“Reafirmamos o nosso compromisso com a igualdade de oportunidades e com a promoção do talento feminino na Mapfre. Esta é uma convicção que nos acompanha há décadas e que hoje se materializa em factos, números e resultados tangíveis nos quase 40 países onde estamos presentes”. Juan Carlos Rondeau, diretor geral da Área Corporativa de Pessoas e Organização da Mapfre, sublinhou ainda que “a diversidade, a inclusão e a igualdade são compromissos nos quais acreditamos, porque contribuem para construir um mundo mais justo e solidário”.
No Dia Internacional da Mulher, celebrado a 8 de março, não esquecemos que é essencial reconhecer a igualdade de género e as conquistas das mulheres.

Dados globais
Dos 30.846 colaboradores em todo o mundo, mais de metade (55,1%) são mulheres.
No Conselho de Administração da MAPFRE, 7 mulheres representam 46,7% dos membros; 43,1% dos cargos de responsabilidade são desempenhados por talento feminino; a percentagem de mulheres em funções executivas é de 35,4% (mais 0,9 p.p. face a 2024); e as mulheres representam mais de metade das promoções internas (50,3%) e das novas incorporações (54,6%) em 2025.
Política de Diversidade
Defendemos que o talento não tem género e que a diversidade enriquece a tomada de decisões, impulsiona a inovação e contribui para o desenvolvimento social e empresarial. Esta visão traduz‑se numa estratégia global que combina políticas internas e programas de desenvolvimento assentes em critérios de mérito, reconhecendo e recompensando o esforço de forma justa e equitativa, e eliminando qualquer barreira que impeça mulheres e homens de alcançar o seu máximo potencial.

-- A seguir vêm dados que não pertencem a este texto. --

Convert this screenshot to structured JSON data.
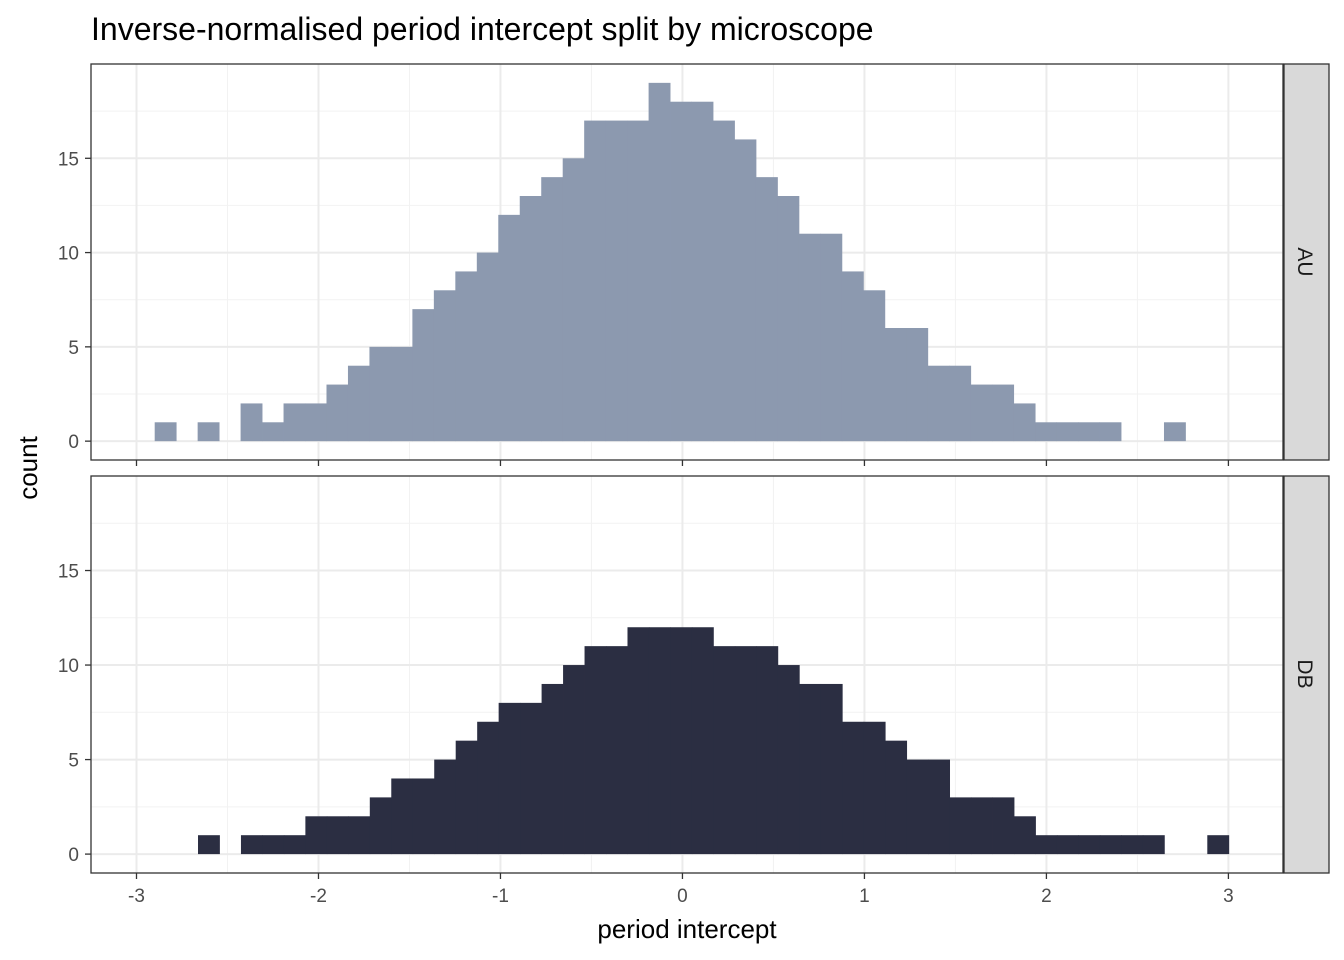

O Grupo atua também como um verdadeiro “cavalo de Troia” para derrubar barreiras culturais e acelerar a igualdade em contextos onde as desigualdades de género continuam profundamente enraizadas. Esta abordagem internacional assenta em planos estratégicos e objetivos concretos, revistos periodicamente. Desenvolvemos ainda várias iniciativas internas e externas, como a ClosinGap, uma associação que analisa as principais lacunas de género. Entre os estudos, destaca‑se que a desigualdade na reforma e na poupança entre mulheres e homens em Espanha representa um impacto económico de 28.500 milhões de euros por ano, equivalente a 1,8% do PIB.